“The goal was not to have a fancy movie fistfight that looked good from every angle. She wanted him down. She wanted him done. She wanted him unable to grab her.”
The Girl in Red is a dark reimagining of Little Red Riding Hood set in a post-pandemic apocalyptic time where a young woman (Red) is trying to find her way to her grandmother’s house in the forest. Around her people are dying of the Cough (a respiratory virus sweeping the country killing people) or being sent to Quarantine camps. If it wasn’t already apparent, this is not the book for you if you are struggling with Covid anxieties.
The Cough’s symptoms are like most respiratory viruses, until the final, fatal stages, where strange things happen to those affected. As the story progresses, we learn more about the virus and the mysterious symptoms it has caused. It has caused a crisis around the country and everything is very apocalyptic with abandoned houses, looting, gangs, soldiers patrolling the streets, and predatory men in the forest looking to take advantage of a young woman alone.
But Red is not any young woman alone in the forest. She is more prepared than most for the situation she finds herself in. She’s been obsessed with virus narratives for some time; she knows what she needs to do and how to prepare herself though, frustratingly, her family are not like her. They are a prime example of people who don’t take the situation seriously until it is too late. Red has a prosthetic leg and they are constantly undermining what she is capable of as a result of it, but Red is determined, smart, and resourceful. And she has an axe. She doesn’t want to be a killer, but she won’t hesitate to protect herself. There are some brutal, violent, and bloody scenes in this book, and many involve Red and acts of violence aimed at her. There are also some brief scenes involving white supremacist violence towards Red’s family (her father is black and she and her brother are mixed race). These are not the main focus of the novel but they are still hard to read; the fact that this act is perpetrated by people the family thought to be friends emphasises how much the the world has changed in the face of this crisis.
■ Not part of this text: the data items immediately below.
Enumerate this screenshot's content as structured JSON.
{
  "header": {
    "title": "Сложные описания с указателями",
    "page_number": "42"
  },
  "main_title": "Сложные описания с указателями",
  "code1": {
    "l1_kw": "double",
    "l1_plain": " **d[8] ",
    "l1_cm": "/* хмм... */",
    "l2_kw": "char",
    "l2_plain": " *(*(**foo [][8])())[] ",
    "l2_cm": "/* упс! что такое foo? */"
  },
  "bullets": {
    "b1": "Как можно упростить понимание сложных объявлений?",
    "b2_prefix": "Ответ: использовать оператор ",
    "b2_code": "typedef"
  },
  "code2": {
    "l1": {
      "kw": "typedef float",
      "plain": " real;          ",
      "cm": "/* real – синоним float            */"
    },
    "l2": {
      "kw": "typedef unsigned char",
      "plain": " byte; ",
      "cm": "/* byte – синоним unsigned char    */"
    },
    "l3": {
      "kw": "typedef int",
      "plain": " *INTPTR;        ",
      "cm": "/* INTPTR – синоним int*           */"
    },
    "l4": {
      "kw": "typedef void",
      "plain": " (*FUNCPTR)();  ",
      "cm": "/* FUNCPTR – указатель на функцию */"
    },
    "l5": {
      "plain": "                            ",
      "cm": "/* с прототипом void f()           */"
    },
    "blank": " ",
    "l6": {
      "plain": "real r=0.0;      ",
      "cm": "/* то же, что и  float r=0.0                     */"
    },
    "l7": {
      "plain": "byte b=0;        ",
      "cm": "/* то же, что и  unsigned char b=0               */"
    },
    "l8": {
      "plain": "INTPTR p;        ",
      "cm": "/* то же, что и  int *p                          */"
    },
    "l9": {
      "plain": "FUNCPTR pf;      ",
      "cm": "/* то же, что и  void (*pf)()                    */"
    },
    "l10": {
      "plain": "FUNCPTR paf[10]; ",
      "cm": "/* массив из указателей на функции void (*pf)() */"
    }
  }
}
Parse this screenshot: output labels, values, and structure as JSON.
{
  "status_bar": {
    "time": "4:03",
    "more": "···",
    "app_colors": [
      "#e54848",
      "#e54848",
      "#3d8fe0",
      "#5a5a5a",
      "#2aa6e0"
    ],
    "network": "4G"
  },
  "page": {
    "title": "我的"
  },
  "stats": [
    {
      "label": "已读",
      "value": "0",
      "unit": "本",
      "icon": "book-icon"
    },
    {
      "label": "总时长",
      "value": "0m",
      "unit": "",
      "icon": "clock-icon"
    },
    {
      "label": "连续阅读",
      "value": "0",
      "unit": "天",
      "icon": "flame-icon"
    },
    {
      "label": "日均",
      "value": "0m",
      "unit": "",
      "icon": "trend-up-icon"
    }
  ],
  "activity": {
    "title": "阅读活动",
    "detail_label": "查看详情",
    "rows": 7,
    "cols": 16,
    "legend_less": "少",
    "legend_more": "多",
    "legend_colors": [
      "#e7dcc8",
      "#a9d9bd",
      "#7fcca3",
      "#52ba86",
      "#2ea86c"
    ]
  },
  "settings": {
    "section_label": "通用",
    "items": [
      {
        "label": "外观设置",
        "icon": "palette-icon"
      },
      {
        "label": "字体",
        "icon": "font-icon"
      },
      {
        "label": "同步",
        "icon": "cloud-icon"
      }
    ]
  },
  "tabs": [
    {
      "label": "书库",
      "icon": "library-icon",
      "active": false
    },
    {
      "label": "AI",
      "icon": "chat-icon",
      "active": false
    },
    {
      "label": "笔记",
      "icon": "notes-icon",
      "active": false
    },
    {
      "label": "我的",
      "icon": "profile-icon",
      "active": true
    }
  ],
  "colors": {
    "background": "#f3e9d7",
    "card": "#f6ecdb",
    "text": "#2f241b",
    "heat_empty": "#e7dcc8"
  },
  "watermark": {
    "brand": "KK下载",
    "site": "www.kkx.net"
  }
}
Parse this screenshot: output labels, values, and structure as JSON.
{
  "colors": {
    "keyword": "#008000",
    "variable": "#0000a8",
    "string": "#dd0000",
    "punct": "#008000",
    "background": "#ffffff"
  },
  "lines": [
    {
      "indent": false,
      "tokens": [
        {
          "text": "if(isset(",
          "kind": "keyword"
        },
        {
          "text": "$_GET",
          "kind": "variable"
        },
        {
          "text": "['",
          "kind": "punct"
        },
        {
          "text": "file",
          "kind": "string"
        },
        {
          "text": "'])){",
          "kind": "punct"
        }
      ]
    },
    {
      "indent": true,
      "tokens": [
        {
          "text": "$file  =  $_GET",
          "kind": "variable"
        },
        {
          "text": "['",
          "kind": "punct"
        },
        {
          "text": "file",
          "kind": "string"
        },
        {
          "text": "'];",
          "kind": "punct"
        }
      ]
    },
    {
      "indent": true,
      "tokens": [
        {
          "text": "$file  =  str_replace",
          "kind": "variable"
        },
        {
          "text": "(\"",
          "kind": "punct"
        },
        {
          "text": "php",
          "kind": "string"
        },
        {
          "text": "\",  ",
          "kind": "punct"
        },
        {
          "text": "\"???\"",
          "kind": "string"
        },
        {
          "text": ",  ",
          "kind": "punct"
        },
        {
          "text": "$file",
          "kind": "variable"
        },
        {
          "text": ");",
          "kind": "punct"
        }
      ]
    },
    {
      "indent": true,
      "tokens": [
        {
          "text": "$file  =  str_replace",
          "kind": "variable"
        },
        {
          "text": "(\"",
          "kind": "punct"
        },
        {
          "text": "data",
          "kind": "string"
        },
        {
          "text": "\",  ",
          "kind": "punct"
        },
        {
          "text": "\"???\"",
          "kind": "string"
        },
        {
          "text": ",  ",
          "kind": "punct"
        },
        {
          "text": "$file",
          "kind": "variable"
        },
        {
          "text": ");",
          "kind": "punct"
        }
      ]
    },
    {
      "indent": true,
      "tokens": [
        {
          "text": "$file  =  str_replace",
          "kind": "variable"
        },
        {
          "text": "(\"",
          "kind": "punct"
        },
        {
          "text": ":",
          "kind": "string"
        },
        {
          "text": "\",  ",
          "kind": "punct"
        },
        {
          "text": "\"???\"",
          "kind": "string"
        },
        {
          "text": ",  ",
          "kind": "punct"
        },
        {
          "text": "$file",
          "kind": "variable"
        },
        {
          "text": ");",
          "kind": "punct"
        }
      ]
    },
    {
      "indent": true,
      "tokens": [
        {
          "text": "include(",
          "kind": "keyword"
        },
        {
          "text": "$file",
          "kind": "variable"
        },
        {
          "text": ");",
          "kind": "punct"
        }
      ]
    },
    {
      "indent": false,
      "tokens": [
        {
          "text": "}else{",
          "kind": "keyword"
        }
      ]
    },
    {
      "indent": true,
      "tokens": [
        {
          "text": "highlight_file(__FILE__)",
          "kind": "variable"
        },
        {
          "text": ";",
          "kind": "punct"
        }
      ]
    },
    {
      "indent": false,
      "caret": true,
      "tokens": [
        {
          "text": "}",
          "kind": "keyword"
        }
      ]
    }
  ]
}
Red meets others on her journey, although she does not trust easily, sheforms tentative friendships. I had a real soft spot for young Riley who has stayed youthful and trusting despite what he has been through. I also adored D.J. who has made very different choices to Red, but for similar reasons. He is kind to her and shows that even in the worst crisis, amongst the worst of humanity, there is kindness to be found, and hope that things will be different.
The Girl in Red is told in present and “before” chapters so we gradually piece together what happened to Red to lead her to where she is now. As the story progresses we learn more about why she is alone and what happened to her family. There are some really gut-wrenching, emotional scenes in the “before” chapters, and whilst you know Red makes the right decision for her survival in those moments, you can’t help but wonder what impact it will all have on her later.
The book ended in a brilliant place and left me with a sense of apprehension and hope for Red’s future. I loved this one. It is hands down my favourite of Christina’s books so far.